Our final paper concerns groups of people for whom social justice has long been an issue, namely those who are gay, lesbian or bisexual. In many countries simply being who they are is illegal and thus punishable in a variety of ways, which include execution. In liberal societies such as the UK it is easy to assume that most of the battles have been won but, as recent events in California have reminded us, what is given by one administration can easily be revoked by the next (BBC, 2009b). Consequently, gay people who thought that they had won the right to civil partnerships now find that right withdrawn, and approximately 18 000 couples are in legal limbo. Mary Pennant’s systematic review shows that, in the UK, people who are gay, lesbian or bisexual still do not receive the same standard of healthcare as the heterosexual population. Many do not come out at all to health professionals, but those who do so run the risk of experiencing homophobia and discrimination. In fairness, some health professionals do recognise their lack of expertise, so perhaps they will now make the effort to learn more in order to provide safe, meaningful and effective healthcare. In this they may be aided by the recent creation of ‘In the Pink’, a training resource (available from Leicester PCT or the Leicester LGB Centre at www.llgbc.com).
In our regular ‘Did you see?’ section, Amilton Santos challenges the prevailing orthodoxies in teaching about cultural competence in medical education. This paper is all the more welcome because it brings a Brazilian perspective to the journal.Wehave so far received very few papers fromthe Central or South American countries, and we hope that this will be the first of many about health and care in those regions. Readers who would like to contribute to the ‘Did you see?’ section should contact Dr Nisha Dogra (ndl13@le.ac.uk). Finally, in our regular ‘Knowledgeshare’ section, Professor Lorraine Culley presents a range of resources and information that will, we are sure, be of interest to our readers. Readers who wish to contribute to the ‘Knowledgeshare’ section should contact Lorraine directly (lac@dmu.ac.uk).

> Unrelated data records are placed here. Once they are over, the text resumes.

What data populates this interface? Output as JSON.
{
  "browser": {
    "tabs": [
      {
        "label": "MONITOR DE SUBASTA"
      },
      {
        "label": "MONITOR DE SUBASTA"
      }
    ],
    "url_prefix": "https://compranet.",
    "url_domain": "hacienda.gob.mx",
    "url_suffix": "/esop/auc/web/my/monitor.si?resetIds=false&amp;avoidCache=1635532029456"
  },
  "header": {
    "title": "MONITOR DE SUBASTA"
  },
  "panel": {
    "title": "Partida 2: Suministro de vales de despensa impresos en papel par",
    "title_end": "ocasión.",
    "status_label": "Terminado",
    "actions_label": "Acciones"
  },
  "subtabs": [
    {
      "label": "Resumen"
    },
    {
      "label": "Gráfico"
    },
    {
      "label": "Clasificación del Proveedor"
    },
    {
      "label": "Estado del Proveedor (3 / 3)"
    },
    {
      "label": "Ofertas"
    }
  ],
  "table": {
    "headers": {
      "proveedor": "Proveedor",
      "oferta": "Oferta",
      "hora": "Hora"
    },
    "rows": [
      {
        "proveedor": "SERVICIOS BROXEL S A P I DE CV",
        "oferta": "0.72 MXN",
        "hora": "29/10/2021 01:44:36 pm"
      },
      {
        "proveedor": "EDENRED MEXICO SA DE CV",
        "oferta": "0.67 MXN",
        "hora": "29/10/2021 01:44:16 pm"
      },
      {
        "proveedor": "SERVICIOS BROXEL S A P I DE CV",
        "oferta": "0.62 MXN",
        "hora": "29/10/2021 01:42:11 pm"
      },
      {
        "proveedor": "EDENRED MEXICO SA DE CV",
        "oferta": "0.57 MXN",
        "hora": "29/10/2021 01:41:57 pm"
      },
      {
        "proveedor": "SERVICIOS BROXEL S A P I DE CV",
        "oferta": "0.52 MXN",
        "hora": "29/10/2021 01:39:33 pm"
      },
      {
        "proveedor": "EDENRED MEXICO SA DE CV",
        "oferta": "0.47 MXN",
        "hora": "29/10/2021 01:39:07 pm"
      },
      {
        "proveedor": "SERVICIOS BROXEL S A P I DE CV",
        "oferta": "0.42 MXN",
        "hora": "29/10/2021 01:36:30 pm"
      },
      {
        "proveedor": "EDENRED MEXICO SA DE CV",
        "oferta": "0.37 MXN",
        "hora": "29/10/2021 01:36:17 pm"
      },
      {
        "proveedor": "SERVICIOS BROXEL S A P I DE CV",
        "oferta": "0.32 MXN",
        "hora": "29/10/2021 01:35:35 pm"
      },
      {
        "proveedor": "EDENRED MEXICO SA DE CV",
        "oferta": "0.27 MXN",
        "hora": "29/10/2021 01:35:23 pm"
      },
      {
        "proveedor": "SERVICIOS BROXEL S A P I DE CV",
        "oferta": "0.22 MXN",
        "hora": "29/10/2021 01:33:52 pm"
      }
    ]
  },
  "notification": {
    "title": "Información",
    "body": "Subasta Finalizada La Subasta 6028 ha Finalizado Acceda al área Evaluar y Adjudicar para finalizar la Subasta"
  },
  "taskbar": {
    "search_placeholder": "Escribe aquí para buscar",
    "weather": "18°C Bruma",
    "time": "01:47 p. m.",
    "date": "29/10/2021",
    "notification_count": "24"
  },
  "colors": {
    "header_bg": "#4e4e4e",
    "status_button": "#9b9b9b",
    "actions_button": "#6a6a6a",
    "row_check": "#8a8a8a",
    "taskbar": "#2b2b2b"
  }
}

In closing, we are pleased to announce that in 2010 we shall produce a special supplement on black African men in the UK and HIV/AIDS. Dr Martha Chinouya from the London School of Tropical Medicine and Hygiene has agreed to act as guest editor. Martha has an established portfolio of research about black African people, particularly Zimbabweans, and HIV/AIDs. She will, we are sure, bring considerable expertise to this special supplement. A call for papers for both the supplement and Volume 7 of Diversity in Health and Care will be published shortly.